Since 2007, New Frontier has been a great R&D space for those innovating the art of story at the convergence of all the creative disciplines and technology. It has provided space for experimentation, cultivated a community of fringe creators, created visibility for projects, and given “credibility” to emerging story designs. It’s allowed space for testing new business models. For example, Jonathan Harris explored the idea of creating scarcity for interactive movies by ticketing access and limited the number of tickets sold with his film, I Love Your Work. It’s also helped artists and designers collaborate to refine story-enabling technology. For example, Nonny de la Pena used a prototype of Palmer Luckey’s virtual reality headset at the New Frontier exhibition in 2012 with her project Hunger in Los Angeles. In 2014, that same technology returned in the much-refined form of the Oculus Rift in the exhibition of Chris Milk’s Sound and Vision, James George/Jonathan Minard’s Clouds and CCP Games’ Eve: Valkyrie.
Now we are seeing the program grow beyond an R&D space to a bona fide marketplace.

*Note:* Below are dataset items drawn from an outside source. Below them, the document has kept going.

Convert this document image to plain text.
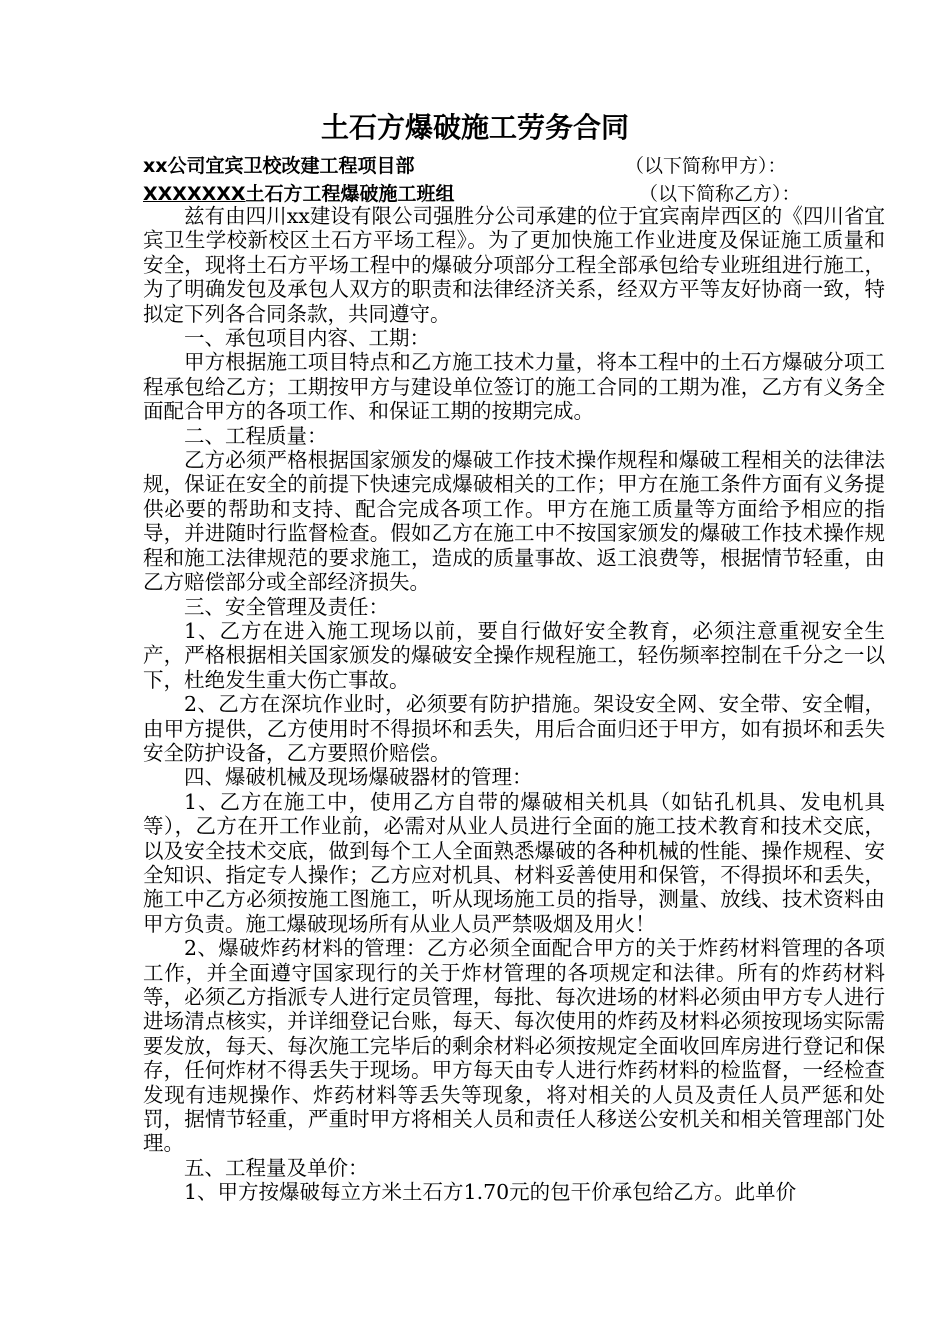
土石方爆破施工劳务合同
xx公司宜宾卫校改建工程项目部	（以下简称甲方）：
XXXXXXX土石方工程爆破施工班组	（以下简称乙方）：

兹有由四川xx建设有限公司强胜分公司承建的位于宜宾南岸西区的《四川省宜宾卫生学校新校区土石方平场工程》。为了更加快施工作业进度及保证施工质量和安全，现将土石方平场工程中的爆破分项部分工程全部承包给专业班组进行施工，为了明确发包及承包人双方的职责和法律经济关系，经双方平等友好协商一致，特拟定下列各合同条款，共同遵守。

一、承包项目内容、工期：

甲方根据施工项目特点和乙方施工技术力量，将本工程中的土石方爆破分项工程承包给乙方；工期按甲方与建设单位签订的施工合同的工期为准，乙方有义务全面配合甲方的各项工作、和保证工期的按期完成。

二、工程质量：

乙方必须严格根据国家颁发的爆破工作技术操作规程和爆破工程相关的法律法规，保证在安全的前提下快速完成爆破相关的工作；甲方在施工条件方面有义务提供必要的帮助和支持、配合完成各项工作。甲方在施工质量等方面给予相应的指导，并进随时行监督检查。假如乙方在施工中不按国家颁发的爆破工作技术操作规程和施工法律规范的要求施工，造成的质量事故、返工浪费等，根据情节轻重，由乙方赔偿部分或全部经济损失。

三、安全管理及责任：

1、乙方在进入施工现场以前，要自行做好安全教育，必须注意重视安全生产，严格根据相关国家颁发的爆破安全操作规程施工，轻伤频率控制在千分之一以下，杜绝发生重大伤亡事故。

2、乙方在深坑作业时，必须要有防护措施。架设安全网、安全带、安全帽，由甲方提供，乙方使用时不得损坏和丢失，用后合面归还于甲方，如有损坏和丢失安全防护设备，乙方要照价赔偿。

四、爆破机械及现场爆破器材的管理：

1、乙方在施工中，使用乙方自带的爆破相关机具（如钻孔机具、发电机具等），乙方在开工作业前，必需对从业人员进行全面的施工技术教育和技术交底，以及安全技术交底，做到每个工人全面熟悉爆破的各种机械的性能、操作规程、安全知识、指定专人操作；乙方应对机具、材料妥善使用和保管，不得损坏和丢失，施工中乙方必须按施工图施工，听从现场施工员的指导，测量、放线、技术资料由甲方负责。施工爆破现场所有从业人员严禁吸烟及用火！

2、爆破炸药材料的管理：乙方必须全面配合甲方的关于炸药材料管理的各项工作，并全面遵守国家现行的关于炸材管理的各项规定和法律。所有的炸药材料等，必须乙方指派专人进行定员管理，每批、每次进场的材料必须由甲方专人进行进场清点核实，并详细登记台账，每天、每次使用的炸药及材料必须按现场实际需要发放，每天、每次施工完毕后的剩余材料必须按规定全面收回库房进行登记和保存，任何炸材不得丢失于现场。甲方每天由专人进行炸药材料的检监督，一经检查发现有违规操作、炸药材料等丢失等现象，将对相关的人员及责任人员严惩和处罚，据情节轻重，严重时甲方将相关人员和责任人移送公安机关和相关管理部门处理。

五、工程量及单价：

1、甲方按爆破每立方米土石方1.70元的包干价承包给乙方。此单价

Going back to Palmer Luckey–he first came to us as a 19-year-old USC student with a great prototype and returned two years later with a product that just received 75 million in investments and is being hailed as a radical game changer for both the gaming and film industry.
New Frontier is attracting “buyers” from diverse industries making it an exciting convergence marketplace, which makes sense for these new story designs that often cross many audiences on multiple platforms and mediums. We are seeing “buyers” come from film/TV, music, tech, gaming, social media, consumer brands, and the art market (i.e. museums, auction houses and collectors); as well as “contributions” from foundations, education institutions, philanthropists, social entrepreneurs, and community organizations.
What’s being bought and sold?
The projects that have come through the New Frontier programs have “sold” in a diversity of ways: via traditional revenue thresholds (i.e. box office) and emerging ones (i.e. Vine art sales), as whole entities and in parts, and directly to their audiences and to major companies. But to answer that question more explicitly, New Frontier artists are making money by selling the following: physical art (i.e. Doug Aitken’s The Source: Evolving sold to The Maurice Marciano Family Foundation), temporary exhibition licenses (i.e. Question Bridge: Black Males licensed the video installation to thirty museums and art spaces), digital art with no hardware associated (i.e. a domain name or software), memberships to story platforms, tickets to live and virtual experiences, physical and virtual games, advertising space, merchandise, phone and tablet apps, eBooks and physical books, music file downloads, film/TV/digital development and distribution rights, sponsorships, and more. They are charging performance, speaking and appearance fees, and taking commissions. Additionally, they have attracted philanthropic investments from major foundations, individual donors, and mission aligned organizations and communities; as well as attracted equity investments in patented technology/methodologies or trademarked platforms.
Over the last 30 years, Sundance Institute has fulfilled its mission to bring independent films to audiences by both presenting work to the 60k or so people who make their way to Park City every year, but also by cultivating a marketplace for these films at the Festival, so they reach millions of people through global distribution. Following that tradition, 2014 marks New Frontier’s emergence as a marketplace for these new forms of storytelling. This is part of a broader moment in the field at large, where the audience and industry are starting to catch up to these story pioneers.